Явдат Ильясов - Золотой истукан
Сахр добродушно рассмеялся.
— Если б ты знал, как мало толковых людей, то есть людей с четким, хорошо налаженным мышлением, умеющих пятью-шестью словами, вполне членораздельно и вразумительно, передать суть дела так, чтобы тебе сразу стало ясно, что, где, к чему, когда и как, что нужно делать и чего не нужно. У многих людей в голове мешанина, отсюда и мешанина в словах, — и поступках, и в жизни, бестолковщина в мире. Пусть же одним толковым человеком в мире станет больше. Сходи-ка на кухню, друг мой. Принеси нож и горшок, поднос и доску, лук в корзине.
Руслан живо нашел, что нужно, принес.
Сахр продолжал, нарезая мясо на доске кусками:
— Учись разжигать очаг, жарить, варить, мыть посуду, стирать, подметать, шить и все такое. Пригодится. Сколько семейств разлетается в прах, сколько в них шуму и гаму, — режутся, брат, оттого, что не могут решить, кому миску похлебки сварить: жене ли, мужу ли. Всемирная задача, брат. Плюнь. Сам все умей. И будешь царь. Но — черт их знает, этих женщин! — Он сложил куски мяса в горшок, посыпал солью и перцем, слегка обрызгал уксусом, накрыл миской. — Пусть постоит. Когда мясо томишь, много уксусу не лей — станет дряблым. Так вот, женился я на одной. И поставил условие, чтоб ничего, — вовсе ничего, — по хозяйству не делала (чтоб все обиды пресечь заранее, понимаешь?). Все делаю сам. И все делаю отлично, не придерешься. Обрадовалась: вот с кем ей будет райская жизнь! Но через полгода рехнулась, бедняжка.
— Как рехнулась?
— Ну, умом тронулась. Видно, из-за того, что не за что было меня грызть.
Руслан удивленно смотрел на хозяина: шутит или всерьез говорит. Ему и в голову не приходило, что Сахр болтает, что взбредет, чтобы отвлечь его от горьких переживаний.

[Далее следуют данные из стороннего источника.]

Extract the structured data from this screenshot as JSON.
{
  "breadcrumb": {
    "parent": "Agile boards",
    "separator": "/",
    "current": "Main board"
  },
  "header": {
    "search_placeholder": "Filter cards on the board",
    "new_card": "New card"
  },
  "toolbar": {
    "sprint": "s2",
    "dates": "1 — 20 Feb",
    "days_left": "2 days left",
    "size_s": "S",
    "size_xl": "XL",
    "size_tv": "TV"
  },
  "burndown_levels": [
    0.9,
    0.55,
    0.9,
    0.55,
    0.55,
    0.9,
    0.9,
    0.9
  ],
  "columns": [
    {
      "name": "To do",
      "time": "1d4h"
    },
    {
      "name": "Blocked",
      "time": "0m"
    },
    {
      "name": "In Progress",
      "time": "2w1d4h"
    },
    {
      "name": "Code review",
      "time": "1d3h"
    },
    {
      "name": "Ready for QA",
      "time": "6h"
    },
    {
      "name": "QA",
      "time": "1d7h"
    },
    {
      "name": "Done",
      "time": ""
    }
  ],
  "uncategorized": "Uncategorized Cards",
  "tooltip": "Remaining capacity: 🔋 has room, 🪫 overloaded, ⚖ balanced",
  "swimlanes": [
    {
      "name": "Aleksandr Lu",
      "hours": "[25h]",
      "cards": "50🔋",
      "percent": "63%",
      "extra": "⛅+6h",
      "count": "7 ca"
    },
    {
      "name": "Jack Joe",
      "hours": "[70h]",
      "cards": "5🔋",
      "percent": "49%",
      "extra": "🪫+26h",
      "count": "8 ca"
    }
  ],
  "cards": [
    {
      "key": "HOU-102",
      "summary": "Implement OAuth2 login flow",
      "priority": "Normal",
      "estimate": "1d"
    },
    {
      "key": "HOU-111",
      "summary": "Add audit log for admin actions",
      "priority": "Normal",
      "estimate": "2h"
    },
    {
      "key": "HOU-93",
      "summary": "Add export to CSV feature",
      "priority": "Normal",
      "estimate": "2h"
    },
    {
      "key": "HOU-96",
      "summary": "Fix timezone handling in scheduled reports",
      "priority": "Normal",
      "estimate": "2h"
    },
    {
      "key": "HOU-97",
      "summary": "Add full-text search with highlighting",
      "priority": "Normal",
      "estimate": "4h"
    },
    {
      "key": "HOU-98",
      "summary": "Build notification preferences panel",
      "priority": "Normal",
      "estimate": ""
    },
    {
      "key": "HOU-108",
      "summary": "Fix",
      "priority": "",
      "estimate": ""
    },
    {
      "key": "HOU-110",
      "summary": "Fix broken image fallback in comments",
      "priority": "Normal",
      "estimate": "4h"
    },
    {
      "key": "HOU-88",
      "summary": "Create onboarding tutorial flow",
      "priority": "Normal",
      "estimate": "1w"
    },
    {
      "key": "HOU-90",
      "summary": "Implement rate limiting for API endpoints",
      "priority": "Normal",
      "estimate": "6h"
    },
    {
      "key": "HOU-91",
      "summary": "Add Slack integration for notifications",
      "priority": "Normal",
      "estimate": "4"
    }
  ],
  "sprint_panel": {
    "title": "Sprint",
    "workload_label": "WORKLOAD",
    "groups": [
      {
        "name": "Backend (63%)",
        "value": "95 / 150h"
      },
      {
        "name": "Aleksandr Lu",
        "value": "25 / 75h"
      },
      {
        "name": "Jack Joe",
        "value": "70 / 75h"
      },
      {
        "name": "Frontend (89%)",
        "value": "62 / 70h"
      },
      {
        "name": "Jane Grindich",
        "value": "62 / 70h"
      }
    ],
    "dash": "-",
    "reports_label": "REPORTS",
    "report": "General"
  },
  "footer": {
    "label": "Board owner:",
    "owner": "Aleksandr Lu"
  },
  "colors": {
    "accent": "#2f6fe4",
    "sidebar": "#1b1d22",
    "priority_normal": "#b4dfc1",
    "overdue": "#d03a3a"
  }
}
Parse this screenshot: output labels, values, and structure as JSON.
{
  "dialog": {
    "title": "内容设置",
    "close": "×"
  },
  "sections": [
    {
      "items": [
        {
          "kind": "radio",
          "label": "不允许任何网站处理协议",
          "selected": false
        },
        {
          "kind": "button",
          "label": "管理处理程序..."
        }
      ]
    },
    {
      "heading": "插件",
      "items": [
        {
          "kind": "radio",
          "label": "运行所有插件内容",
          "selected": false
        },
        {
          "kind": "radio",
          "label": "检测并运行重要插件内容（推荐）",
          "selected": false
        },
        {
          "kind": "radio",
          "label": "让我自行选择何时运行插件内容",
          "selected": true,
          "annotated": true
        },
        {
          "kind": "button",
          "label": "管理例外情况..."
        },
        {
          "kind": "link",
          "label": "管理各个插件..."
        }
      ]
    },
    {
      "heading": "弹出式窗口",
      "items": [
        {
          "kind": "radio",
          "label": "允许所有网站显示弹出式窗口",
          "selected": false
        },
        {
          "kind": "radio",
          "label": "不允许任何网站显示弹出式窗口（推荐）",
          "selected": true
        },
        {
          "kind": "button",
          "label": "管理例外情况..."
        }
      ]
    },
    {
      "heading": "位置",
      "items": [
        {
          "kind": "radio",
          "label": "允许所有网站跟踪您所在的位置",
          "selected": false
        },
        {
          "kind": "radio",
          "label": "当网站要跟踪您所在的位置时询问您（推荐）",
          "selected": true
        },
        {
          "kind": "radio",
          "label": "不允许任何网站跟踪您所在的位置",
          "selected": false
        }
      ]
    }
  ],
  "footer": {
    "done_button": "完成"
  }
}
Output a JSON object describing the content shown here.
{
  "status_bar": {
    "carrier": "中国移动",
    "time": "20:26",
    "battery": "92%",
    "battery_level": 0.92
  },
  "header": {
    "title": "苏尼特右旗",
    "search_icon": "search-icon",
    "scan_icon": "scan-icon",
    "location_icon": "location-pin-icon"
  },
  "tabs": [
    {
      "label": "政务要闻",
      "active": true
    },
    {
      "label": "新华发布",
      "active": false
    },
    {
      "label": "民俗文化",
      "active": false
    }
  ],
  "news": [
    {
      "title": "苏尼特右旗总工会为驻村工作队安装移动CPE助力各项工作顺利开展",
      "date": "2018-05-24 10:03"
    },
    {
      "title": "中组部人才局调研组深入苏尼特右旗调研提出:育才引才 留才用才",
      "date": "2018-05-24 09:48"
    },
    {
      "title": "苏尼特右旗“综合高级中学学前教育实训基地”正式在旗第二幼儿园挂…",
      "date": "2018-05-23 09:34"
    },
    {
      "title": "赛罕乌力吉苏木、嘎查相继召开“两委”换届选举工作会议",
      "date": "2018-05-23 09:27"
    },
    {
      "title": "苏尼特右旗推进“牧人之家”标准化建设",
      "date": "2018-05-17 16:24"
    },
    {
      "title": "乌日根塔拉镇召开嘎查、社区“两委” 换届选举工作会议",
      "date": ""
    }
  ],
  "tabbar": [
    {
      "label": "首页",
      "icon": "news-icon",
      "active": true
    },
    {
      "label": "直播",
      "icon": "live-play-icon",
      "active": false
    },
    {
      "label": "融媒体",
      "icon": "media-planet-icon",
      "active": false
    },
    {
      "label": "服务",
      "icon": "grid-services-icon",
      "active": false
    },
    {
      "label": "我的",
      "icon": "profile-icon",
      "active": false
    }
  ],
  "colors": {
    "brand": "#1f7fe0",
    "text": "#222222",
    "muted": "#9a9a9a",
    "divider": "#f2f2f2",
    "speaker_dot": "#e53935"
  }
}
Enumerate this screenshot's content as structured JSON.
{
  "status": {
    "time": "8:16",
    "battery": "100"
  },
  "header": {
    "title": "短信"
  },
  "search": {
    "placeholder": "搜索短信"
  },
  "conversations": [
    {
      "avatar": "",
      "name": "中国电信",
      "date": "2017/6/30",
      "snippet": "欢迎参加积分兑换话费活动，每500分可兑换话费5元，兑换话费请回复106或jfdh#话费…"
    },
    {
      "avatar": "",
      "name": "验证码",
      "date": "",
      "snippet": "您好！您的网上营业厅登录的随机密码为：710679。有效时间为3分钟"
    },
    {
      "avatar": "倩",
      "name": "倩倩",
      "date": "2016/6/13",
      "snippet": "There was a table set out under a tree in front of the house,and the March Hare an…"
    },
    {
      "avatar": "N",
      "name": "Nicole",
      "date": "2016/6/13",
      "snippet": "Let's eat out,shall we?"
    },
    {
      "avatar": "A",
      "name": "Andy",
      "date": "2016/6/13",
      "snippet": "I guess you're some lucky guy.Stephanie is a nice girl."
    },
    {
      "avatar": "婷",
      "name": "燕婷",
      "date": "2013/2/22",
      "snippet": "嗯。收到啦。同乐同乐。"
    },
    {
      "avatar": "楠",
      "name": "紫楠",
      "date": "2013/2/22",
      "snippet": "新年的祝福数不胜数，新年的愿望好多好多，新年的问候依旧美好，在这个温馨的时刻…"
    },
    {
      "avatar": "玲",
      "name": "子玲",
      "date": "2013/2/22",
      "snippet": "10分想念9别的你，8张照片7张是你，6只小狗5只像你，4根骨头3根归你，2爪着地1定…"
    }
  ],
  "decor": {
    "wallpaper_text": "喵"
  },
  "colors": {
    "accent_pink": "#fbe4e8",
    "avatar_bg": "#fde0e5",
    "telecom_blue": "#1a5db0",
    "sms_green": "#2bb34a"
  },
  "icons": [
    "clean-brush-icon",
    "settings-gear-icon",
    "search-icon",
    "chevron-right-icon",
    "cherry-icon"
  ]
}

— Ладно, — вздохнул Сахр, сложив палочки с мясом на жаровне. И умолк.
Руслан — участливо:
— Что, скучно?
— Не скучно — грустно.
— Не все ль равно?
— Нет. Скучно дураку, который не может найти себе занятие. Скука, грусть и тоска — вещи разные, хотя многие полагают, что это одно и то же. Разница между ними огромная, и состоит она в том, что от скуки зевают, от грусти тихонько поют или насвистывают, от тоски — воют. Но мы с тобою не будем ни выть, ни даже свистеть.
Зачем? Жизнь — сказка. То веселая, то грустная, то страшная, но — сказка, и будь доволен уже тем, что просто живешь. Чего шуметь? Что и от кого требовать? Ведь ты мог и вовсе не появиться на свет, и не увидеть ни солнца, ни птиц, ни полей, ни морей…
Жизнь — совершенно случайный дар, радуйся ей, как невероятной удаче, и не сетуй, что она трудна и коротка.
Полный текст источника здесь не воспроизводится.